In actuality, The Nice Guys dovetails perfectly with the side of Cannes we don't often see: the scruffy, decidedly un-red-carpeted market, where movies of questionable artistic merit are bought and sold with the barking aggression of a carnival sideshow. An uneven but often ingratiatingly giddy throwback to '70s crime movies and Abbott-and-Costello slapstick, The Nice Guys centers on not only the shadier circles of the movie business but also a trade show whose elaborate come-ons uncannily resemble the tawdrier precincts of Cannes itself.
Directed by Shane Black from a script he wrote with Anthony Bagarozzi, The Nice Guys stars Ryan Gosling as bumbling gumshoe Holland March and Russell Crowe as beefy hired goon Jackson Healy, who run afoul of each other in 1977 Los Angeles while following intersecting cases, then wind up in cahoots in search of a missing teenage girl. March himself happens to be the father of a 14-year-old daughter - played with scene-stealing composure by Angourie Rice - who has a habit of tagging along on his jobs, in this case having to do with pornography, multiple murders and the recent invention of the catalytic converter.

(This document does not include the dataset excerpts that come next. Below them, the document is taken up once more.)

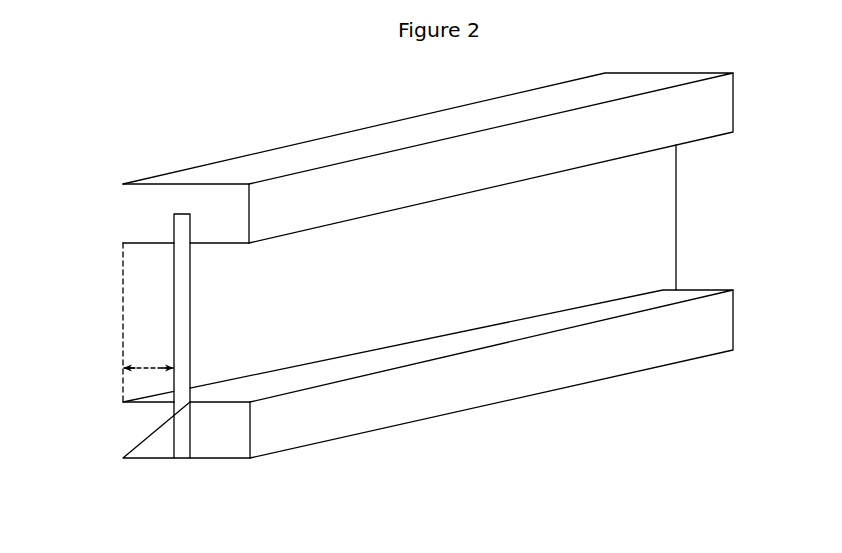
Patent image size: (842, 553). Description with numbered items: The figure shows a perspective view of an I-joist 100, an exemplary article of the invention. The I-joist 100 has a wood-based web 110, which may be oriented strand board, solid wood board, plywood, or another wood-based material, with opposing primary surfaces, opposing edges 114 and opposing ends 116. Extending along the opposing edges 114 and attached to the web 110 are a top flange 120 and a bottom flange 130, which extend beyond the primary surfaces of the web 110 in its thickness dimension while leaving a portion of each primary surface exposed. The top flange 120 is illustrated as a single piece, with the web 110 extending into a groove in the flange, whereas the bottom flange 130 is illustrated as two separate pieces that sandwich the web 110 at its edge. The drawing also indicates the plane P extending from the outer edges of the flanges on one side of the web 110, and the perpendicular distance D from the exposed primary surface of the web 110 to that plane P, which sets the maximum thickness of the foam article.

The I-joist 100 is at (160, 120).
The top flange 120 is at (623, 87).
The bottom flange 130 is at (680, 340).
The wood-based web 110 is at (650, 213).
The opposing ends 116 is at (677, 241).
The opposing edges 114 is at (183, 462).
The plane P is at (117, 323).
The perpendicular distance D is at (128, 379).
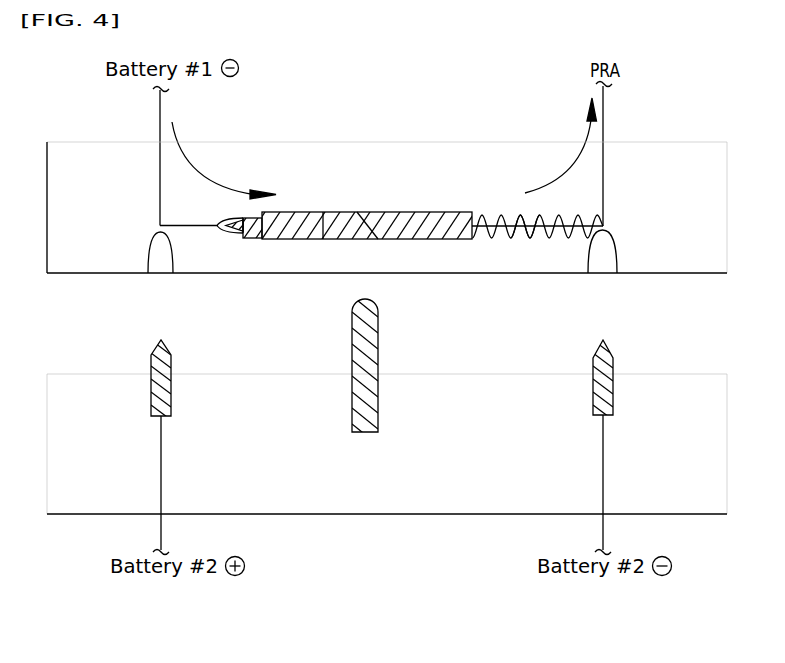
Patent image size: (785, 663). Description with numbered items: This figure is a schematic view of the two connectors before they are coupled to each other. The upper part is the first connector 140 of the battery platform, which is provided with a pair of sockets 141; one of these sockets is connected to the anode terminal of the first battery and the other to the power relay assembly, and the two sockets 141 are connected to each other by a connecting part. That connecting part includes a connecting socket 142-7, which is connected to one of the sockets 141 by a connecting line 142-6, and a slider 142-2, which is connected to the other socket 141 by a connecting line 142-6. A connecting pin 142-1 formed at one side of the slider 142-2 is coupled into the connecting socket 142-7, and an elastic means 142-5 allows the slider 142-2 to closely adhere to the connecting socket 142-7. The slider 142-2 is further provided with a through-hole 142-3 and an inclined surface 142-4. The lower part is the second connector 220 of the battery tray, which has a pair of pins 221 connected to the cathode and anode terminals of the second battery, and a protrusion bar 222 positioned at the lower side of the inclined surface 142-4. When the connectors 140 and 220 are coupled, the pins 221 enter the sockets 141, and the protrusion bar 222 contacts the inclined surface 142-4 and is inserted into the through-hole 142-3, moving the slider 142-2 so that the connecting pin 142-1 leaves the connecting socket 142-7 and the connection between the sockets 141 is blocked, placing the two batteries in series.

And yes, all of that does add up in a movie that, with so many moving parts, possesses a choppy, hit-and-miss tone, trotting out appallingly tasteless groaners one minute, then spinning on a tarnished dime to deliver genuinely droll, well-choreographed gags. The approach will work fine for anyone who doesn't mind (or can at least tolerate) watching a bloodied, pointedly big-bosomed woman gasping for her last breath or someone being casually shot for laughs by mistake through a window.
It will also seal the deal for Gosling fans who are convinced that the handsome young actor can do anything: Here, he solidifies his chops as a fleet, self-deprecating comedian as comfortable with dumb-sounding dialogue (he's the Costello of the duo) as he is with carefully timed but seemingly spontaneous physical comedy. As he showed during moments of The Big Short, Gosling is an adept vocal performer, often sending his voice into a castrato-like upper octaves to register shock, anger or mere confusion.
Crowe, for his part, is the soft-spoken straight man in The Nice Guys, a role he accepts with gracious, somewhat bloated, always bleary-eyed resignation. When the movie gets cooking, he and Gosling develop easy, unforced chemistry, resulting in memorably wacky set pieces involving a bathroom stall, an environmental "die-in," a superbly staged moment in a hotel elevator and an antic chase through the revolving stages of a car show.
As a grab bag of visual and aural callbacks to the '70s (the soundtrack features choice cuts from Earth, Wind & Fire and the Bee Gees, among others), The Nice Guys does a slapdash but ultimately winning job of interweaving the era's anything-goes pop culture and post-Watergate politics; too sunnily goofy to be cynical, it can't be described as particularly optimistic or humanist, either.
The characters in The Nice Guys often ask each other if they're good or bad, a choice the movie doesn't want to force the audience to make. Instead it settles for making good on the title, occupying the nice, mushy middle - perhaps unfocused and off-balance at times, but conveying a sense of buoyancy that's as cheerfully contagious as it is freewheeling.